Pratte coupable d’une transaction de cocaïne

Accusé d’avoir fait le trafic de cocaïne sur une période de deux mois à l’automne 2016, Nicholas Pratte a été reconnu coupable de cette accusation limitée à une seule transaction.

L’accusé a subi son procès concernant une accusation de trafic de cocaïne entre le 7 septembre et le 23 novembre 2016 à la suite de son arrestation lors de l’opération Bouboule.

La juge Claire Desgens de la Cour du Québec a reconnu Nicholas Pratte coupable de trafic de cocaïne le 4 octobre 2016, vendredi, au palais de justice de Sherbrooke.

La preuve reposait sur le témoignage d’un délateur dont l’identité est protégée par le tribunal.

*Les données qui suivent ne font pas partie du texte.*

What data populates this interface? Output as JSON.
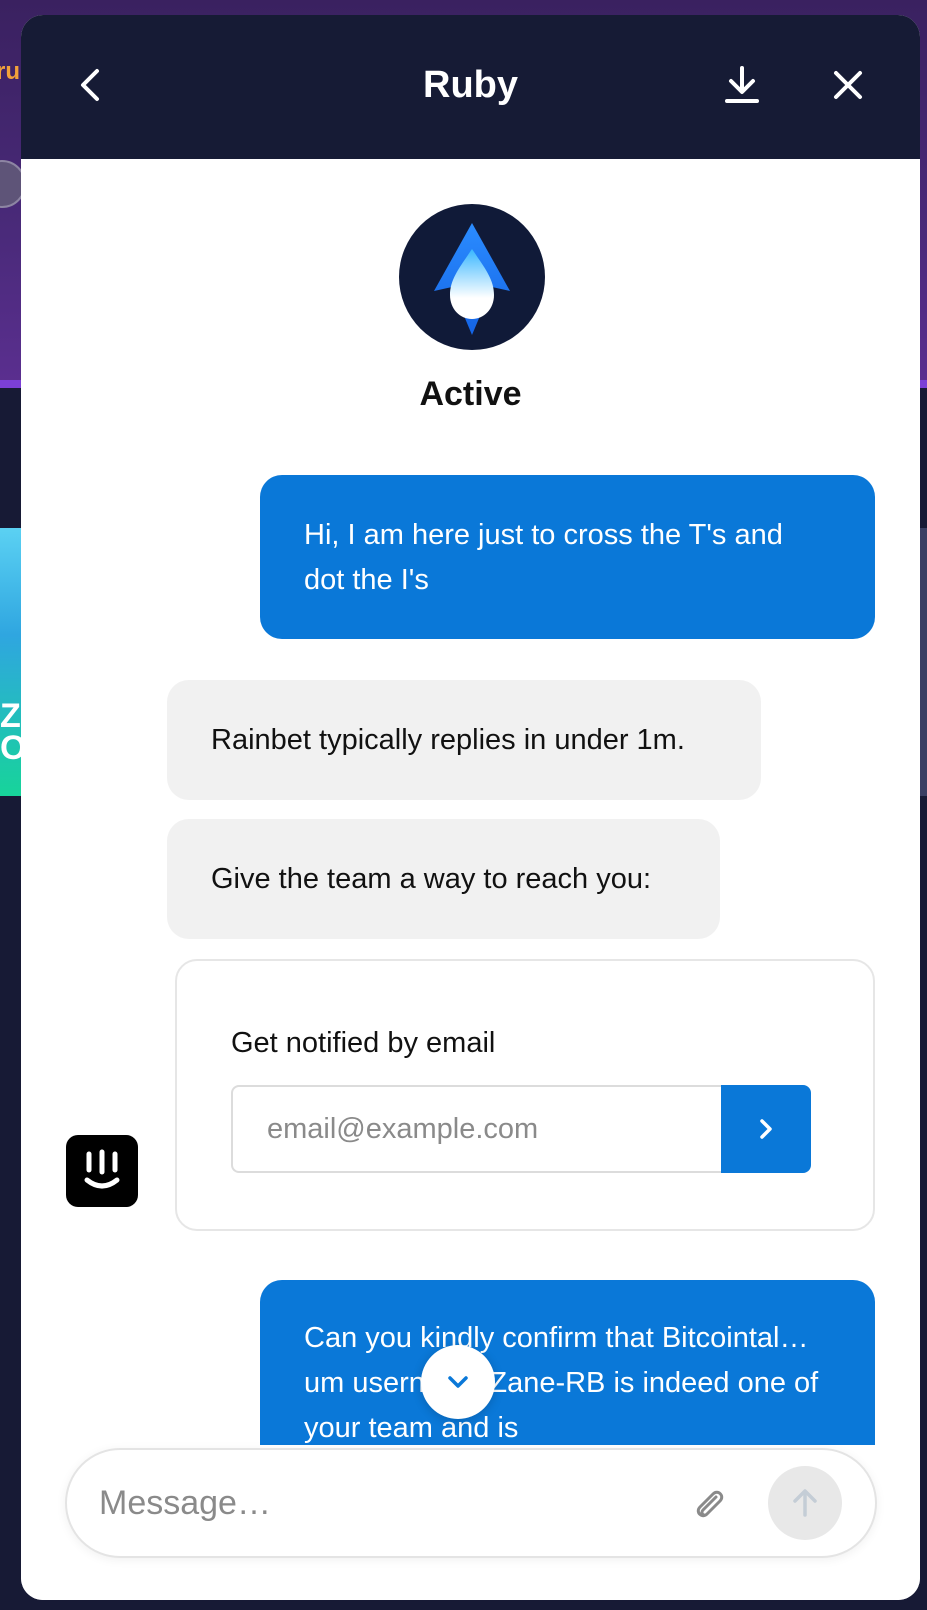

Le témoin avait indiqué que Pratte l’approvisionnait à raison d’une once de cocaïne à la fois, trois à quatre fois par mois.

Pratte aurait livré lui-même de la drogue à une douzaine de reprises au témoin.

L’accusé vendait la cocaïne à 2000 $ l’once.

Les transactions se faisaient dans des stationnements de commerces de Sherbrooke. Le témoin ne connaissait pas Nicholas Pratte lors des transactions.

Le témoin a affirmé qu’il ne voulait pas témoigner comme délateur.

Pratte n’était pas connu des milieux policiers. Son véhicule a été capté à une reprise lors d’une filature de l’opération Bouboule.

« Le témoin n’en disait pas plus que nécessaire. Jamais il ne s’est dédit ou n’a été contredit par rapport à la déclaration incriminante qu’il avait faite », estime la juge Desgens.

La juge signale que le témoignage du délateur visait davantage à aider Pratte qu’à l’incriminer.

« La preuve ne me permet pas de déterminer votre rôle dans cette organisation, car vous n’étiez pas un sujet d’intérêt dans cette opération. La filature n’a pas permis de vous relier plus qu’une fois. L’ensemble de la preuve me convainc hors de tout doute raisonnable que vous avez participé à au moins une transaction le 4 octobre 2016 », conclut la juge Desgens.

Une perquisition effectuée auprès de Nicholas Pratte avait été déclarée illégale par le tribunal en septembre 2018.

Les éléments obtenus lors de cette perquisition ont été exclus de la preuve à la suite d’une décision rendue par le juge Gaétan Dumas de la Cour supérieure.

Les observations sur la peine se dérouleront le 17 juin prochain.

Un rapport présentenciel sera préparé dans le dossier.

Pratt devrait toutefois porter ce verdict en appel.

L’opération antidrogue s’est déroulée le 23 novembre 2016 à Sherbrooke et Saint-Georges de-Windsor.

Situé en haut de la hiérarchie criminelle démantelée dans le cadre de l’opération Bouboule, Samuel Dumont-Blanchard a été condamné en septembre 2017 à 22 mois de prison.

Lors de six perquisitions effectuées dans l’opération Bouboule par le Service de police de Sherbrooke, 28 875 $ ont été saisis de même qu’une quarantaine de comprimés de méthamphétamine, 2743 grammes de cannabis, une dizaine de grammes de cocaïne ainsi que du haschich.

C’est Me Jean-Pierre Gagnon qui défend Nicholas Pratte tandis que Me Claude Robitaille représente le ministère public.